When a big part of your life has revolved around the same person for – well, for what feels like as long as you can remember, really – being without them isn’t just hard for all the obvious reasons. It’s also bafflingly difficult because you have to re-educate yourself on how to get through everything in your life without constantly associating it with that person.

Everything reminds you of me, hmm? Well snap, buddy.

Even the most innocuous of things can transport you to a familiar and painful place. Innocently uttered phrases…particular film references…smells…songs…of course you'll associate everything with them when they were that important to you. And every time something twigs a memory, it becomes a conscious effort to turn your brain away from the first association – the unhelpful association.

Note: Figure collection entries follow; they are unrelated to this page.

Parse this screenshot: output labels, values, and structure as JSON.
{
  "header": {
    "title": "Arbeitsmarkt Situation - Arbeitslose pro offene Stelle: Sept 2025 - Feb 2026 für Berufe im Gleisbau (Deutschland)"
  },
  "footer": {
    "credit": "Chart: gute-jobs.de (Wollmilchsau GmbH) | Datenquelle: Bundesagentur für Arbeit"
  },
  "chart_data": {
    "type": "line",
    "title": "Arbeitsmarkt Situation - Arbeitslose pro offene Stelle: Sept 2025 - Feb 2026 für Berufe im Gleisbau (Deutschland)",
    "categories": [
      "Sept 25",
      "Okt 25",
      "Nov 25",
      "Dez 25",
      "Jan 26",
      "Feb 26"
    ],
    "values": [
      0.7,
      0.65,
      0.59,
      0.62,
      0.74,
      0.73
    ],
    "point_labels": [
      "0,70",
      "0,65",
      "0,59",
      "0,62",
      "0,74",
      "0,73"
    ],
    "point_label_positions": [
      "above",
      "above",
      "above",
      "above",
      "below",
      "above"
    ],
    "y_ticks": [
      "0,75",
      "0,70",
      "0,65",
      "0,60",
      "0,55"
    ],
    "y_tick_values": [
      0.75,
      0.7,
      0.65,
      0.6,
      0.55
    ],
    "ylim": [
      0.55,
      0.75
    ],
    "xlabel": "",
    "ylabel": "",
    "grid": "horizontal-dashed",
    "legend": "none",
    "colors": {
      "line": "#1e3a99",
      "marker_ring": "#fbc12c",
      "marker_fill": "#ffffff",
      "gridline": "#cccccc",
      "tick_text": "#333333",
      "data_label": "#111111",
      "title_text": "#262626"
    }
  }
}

Because every time that happens, it’s like a little gremlin prodding at the ache in your chest. “Haha, thought you were OK, did you? Well let’s see how you feel about THIS then!”

…fucking gremlins.

Your brain and your memory become your worst enemies, constantly veering their ugly heads to remind you that you should be feeling terrible. Which I suppose is ironic, as they’ll end up being your friends in the long run – when you can remember things fondly, and sensibly reflect on the past without it being like a kick in the proverbial balls.

The process of getting through this seems to be a two-parter: first, learning to replace the gut reaction, the immediate association, with something else. With someone else. Or nothing at all, I suppose – but essentially anything but that person and that connection that you once had. Second, for the things that you just can’t avoid associating with that person (for instance, there’s still a particular aftershave that instantly transports me back to my first serious relationship – Proust would be proud), you have to learn to entertain that association in a way that doesn’t hurt. Notice it (because you can’t not), and then move on.

I am reassured by the certainty that this process will become easier, and in the future I will be able to go about life unhindered by reminders – or let them come, and smile fondly before getting on with my day. It may suck at the moment (believe me: it truly, truly does), but logic and reason tell me that it won’t be that way forever. Soon enough, I will be a functioning person again. I will not feel sad when someone mentions things that we spoke about, or places that we went to, or jokes that we shared.

For now though, I can but replay the words that were sent my way: everything reminds me of you, too.